Ciò che invece colpisce è la fluidità delle alleanze tra blocchi sociali e la natura degli scambi con le parti sociali. De Luca attacca anche i commercianti stanziali, è vero. Ma prima li libera della concorrenza esercitata dagli ambulanti. Ossia da quella stessa componente sottoproletaria ed estesa (com’è prevedibile in una città in cui il 30 per cento della popolazione guadagna meno di diecimila euro annui) che l’anno precedente era stata fondamentale per la sua elezione. Il Sindaco, dunque, con una mano leva e con l’altra dà. E in questo levare ad alcuni per dare ad altri c’è tanto il travaso quanto l’acquisizione di nuovo consenso (De Luca, infatti, era inizialmente un affare per ceti popolari e non per borghesi).
Ma non si dovrebbe pensare che la persecuzione sistematica degli ambulanti esaurisca meccanicamente la simpatia di questi ultimi verso De Luca. Come se fosse un De Soto, anziché un De Luca, il sindaco li costringe a regolarizzarsi. E regolarizzandoli li divide, facendo emergere avversione verso quella componente che resiste, magari in ragione dell’impossibilità materiale a farlo. Nel perseguitare, insomma, De Luca sa anche generare l’illusione di una promozione.
Vi è un carattere reichiano in questa vicenda che si svolge nella periferia del Paese. Tracce, cioè, di un rapporto politico basato sul carisma, la forza, l’assoggettamento felice e, persino, la libido. Qualcosa che la stessa pagina Facebook del sindaco – simile a una Radio Maria caratterizzata da una serie infinite di odi, amen e «sei grande» in coda a ogni post – denota.
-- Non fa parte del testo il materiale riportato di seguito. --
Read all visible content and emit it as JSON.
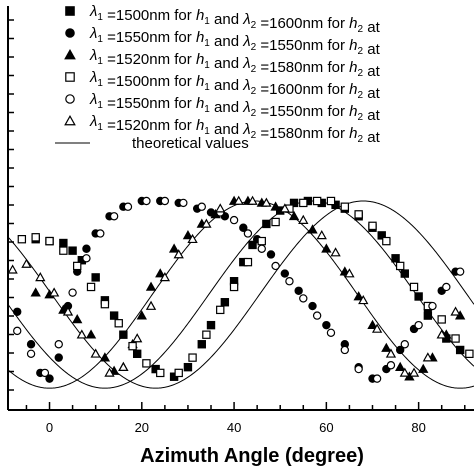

Senza dimenticare, naturalmente, la propensione «pastorale». La stessa confermata nell’atto di un padre nostro recitato da decine di sostenitori e guidato dallo stesso sindaco dalla finestra dell’abitazione in cui, agli albori dell’avventura messinese, si era ritrovato arrestato al termine di un’indagine per reati di evasione fiscale.
Quel che questa vicenda postmoderna suggerisce, insomma, è che nelle analisi non dovremmo mai perdere di vista il rapporto tra sovrastruttura e struttura, tra materialità e psicologia individuale e collettiva. Cercando di chiarirci meglio, si è già detto che personaggi e vicende come quelle del suddetto vadano letti incrociando i livelli generali e locali. Ugualmente non si dovrebbe leggere la loro evoluzione con ottiche unicamente materiali o culturaliste. Piuttosto è solo l’impiego congiunto di queste dimensioni che rende intelligibili tali fenomeni.
*Pietro Saitta è ricercatore in Sociologia generale presso l’Università di Messina. È autore di numerosi saggi dedicati alla questione urbana e a Messina. Tra i suoi lavori recenti: The Endless Reconstruction (con D. Farinella, Palgrave Macmillan) e Prende le case (Ombre Corte).